Sans Superellipse Onlug 2 is a regular weight, normal width, monoline, upright, tall x-height font visually similar to 'Neusa Neu' by Inhouse Type, 'Mercado' by MADType, 'Revx Neue' by OneSevenPointFive, and 'Facto' by The Northern Block (names referenced only for comparison).
Keywords: ui, app design, branding, signage, headlines, modern, technical, clean, friendly, futuristic, digital modernity, system clarity, approachable tech, rounded, geometric, modular, soft corners, crisp.
A geometric sans built from squared-off curves and superellipse-like bowls, giving many letters a rounded-rectangle silhouette. Strokes are even and steady, with smooth corner radii and flat terminals that keep contours crisp at large sizes. Proportions lean toward a tall lowercase with compact ascenders and descenders, producing a dense, efficient text color. Counters are open and fairly rectangular, and diagonals (A, V, W, X, Y) are clean and straight, contrasting with the softly rounded curves of C, G, O, Q, and S. Numerals echo the same modular rounding, with squared curves and a tidy, uniform rhythm.
Well suited to interface typography, product branding, wayfinding, and dashboard-style labeling where a modern, controlled geometry reads clearly. It also works effectively for short-to-medium headlines and tech-oriented marketing copy, especially where a rounded, device-friendly aesthetic is desired.

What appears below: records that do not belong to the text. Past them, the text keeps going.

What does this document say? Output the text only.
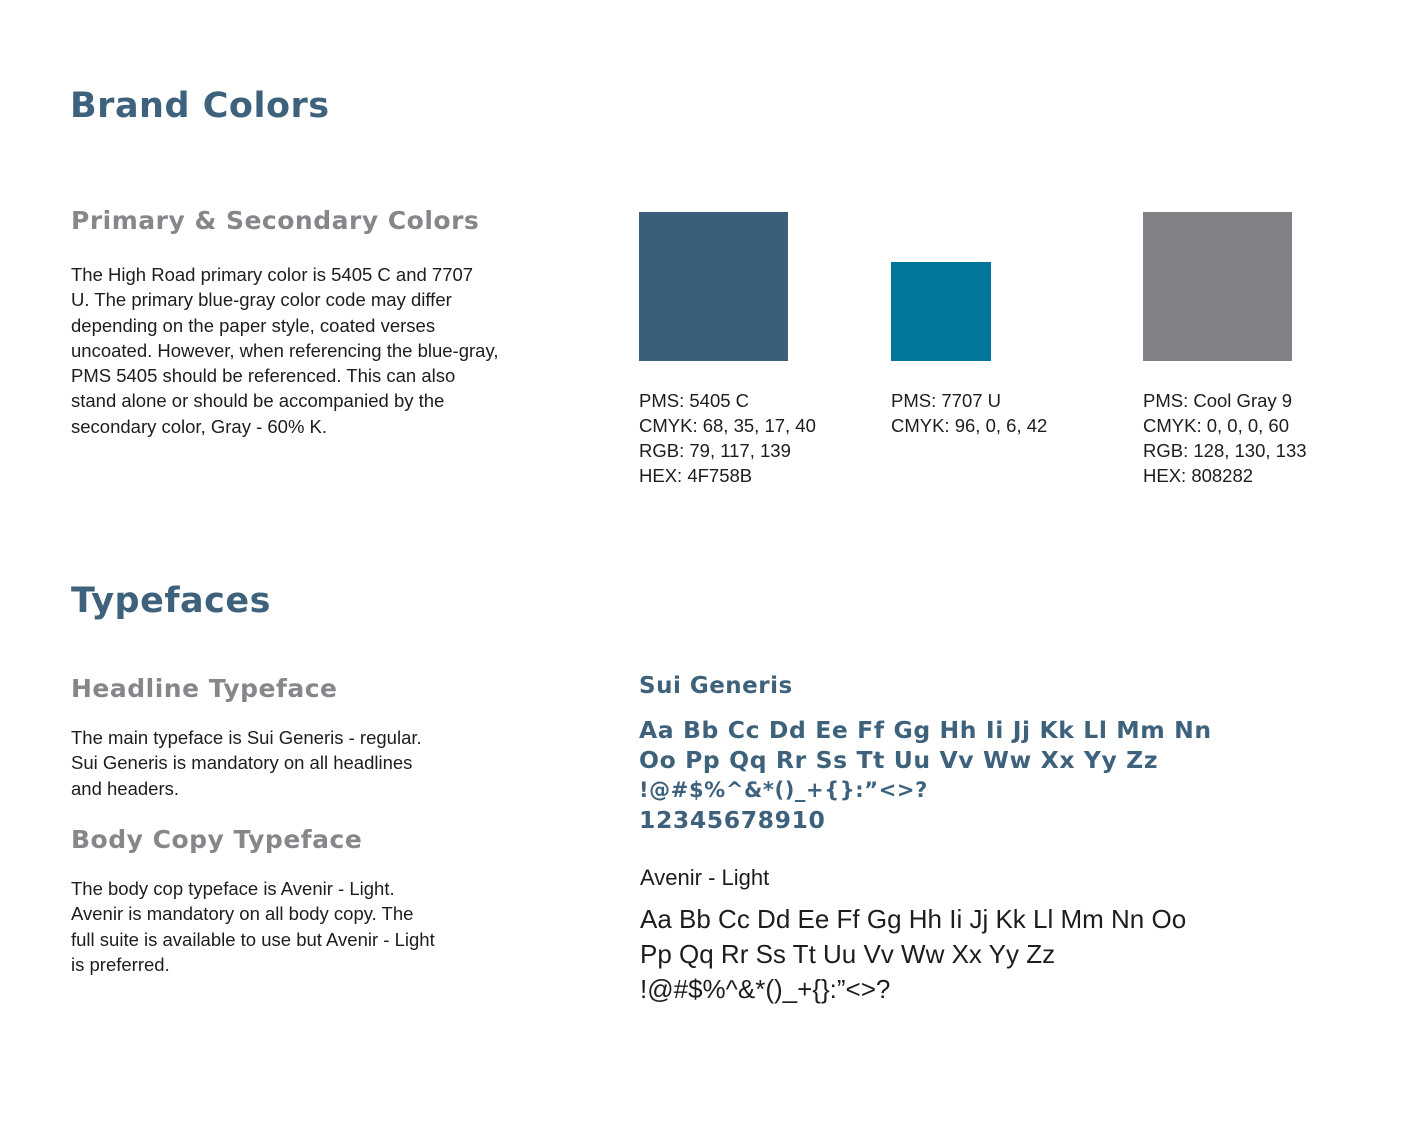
Brand Colors
Primary & Secondary Colors
The High Road primary color is 5405 C and 7707
U. The primary blue-gray color code may differ
depending on the paper style, coated verses
uncoated. However, when referencing the blue-gray,
PMS 5405 should be referenced. This can also
stand alone or should be accompanied by the
secondary color, Gray - 60% K.
PMS: 5405 C
CMYK: 68, 35, 17, 40
RGB: 79, 117, 139
HEX: 4F758B
PMS: 7707 U
CMYK: 96, 0, 6, 42
PMS: Cool Gray 9
CMYK: 0, 0, 0, 60
RGB: 128, 130, 133
HEX: 808282
Typefaces
Headline Typeface
The main typeface is Sui Generis - regular.
Sui Generis is mandatory on all headlines
and headers.
Body Copy Typeface
The body cop typeface is Avenir - Light.
Avenir is mandatory on all body copy. The
full suite is available to use but Avenir - Light
is preferred.
Sui Generis
Aa Bb Cc Dd Ee Ff Gg Hh Ii Jj Kk Ll Mm Nn
Oo Pp Qq Rr Ss Tt Uu Vv Ww Xx Yy Zz
!@#$%^&*()_+{}:”<>?
12345678910
Avenir - Light
Aa Bb Cc Dd Ee Ff Gg Hh Ii Jj Kk Ll Mm Nn Oo
Pp Qq Rr Ss Tt Uu Vv Ww Xx Yy Zz
!@#$%^&*()_+{}:”<>?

The overall tone feels contemporary and engineered—sleek and systematic—while the softened corners keep it approachable rather than austere. Its rounded-rect geometry suggests a digital, interface-forward personality with a subtle sci‑fi edge.
The design appears intended to translate a rounded-rectangle, device-inspired geometry into a practical sans for contemporary layouts, balancing strict modular construction with softened corners for warmth and legibility.
Uppercase shapes look particularly structured and grid-aligned, while the lowercase maintains readability through clear apertures and simplified forms. The design’s consistent corner treatment creates a cohesive texture across mixed-case settings and numerals, especially in headlines and UI-style strings.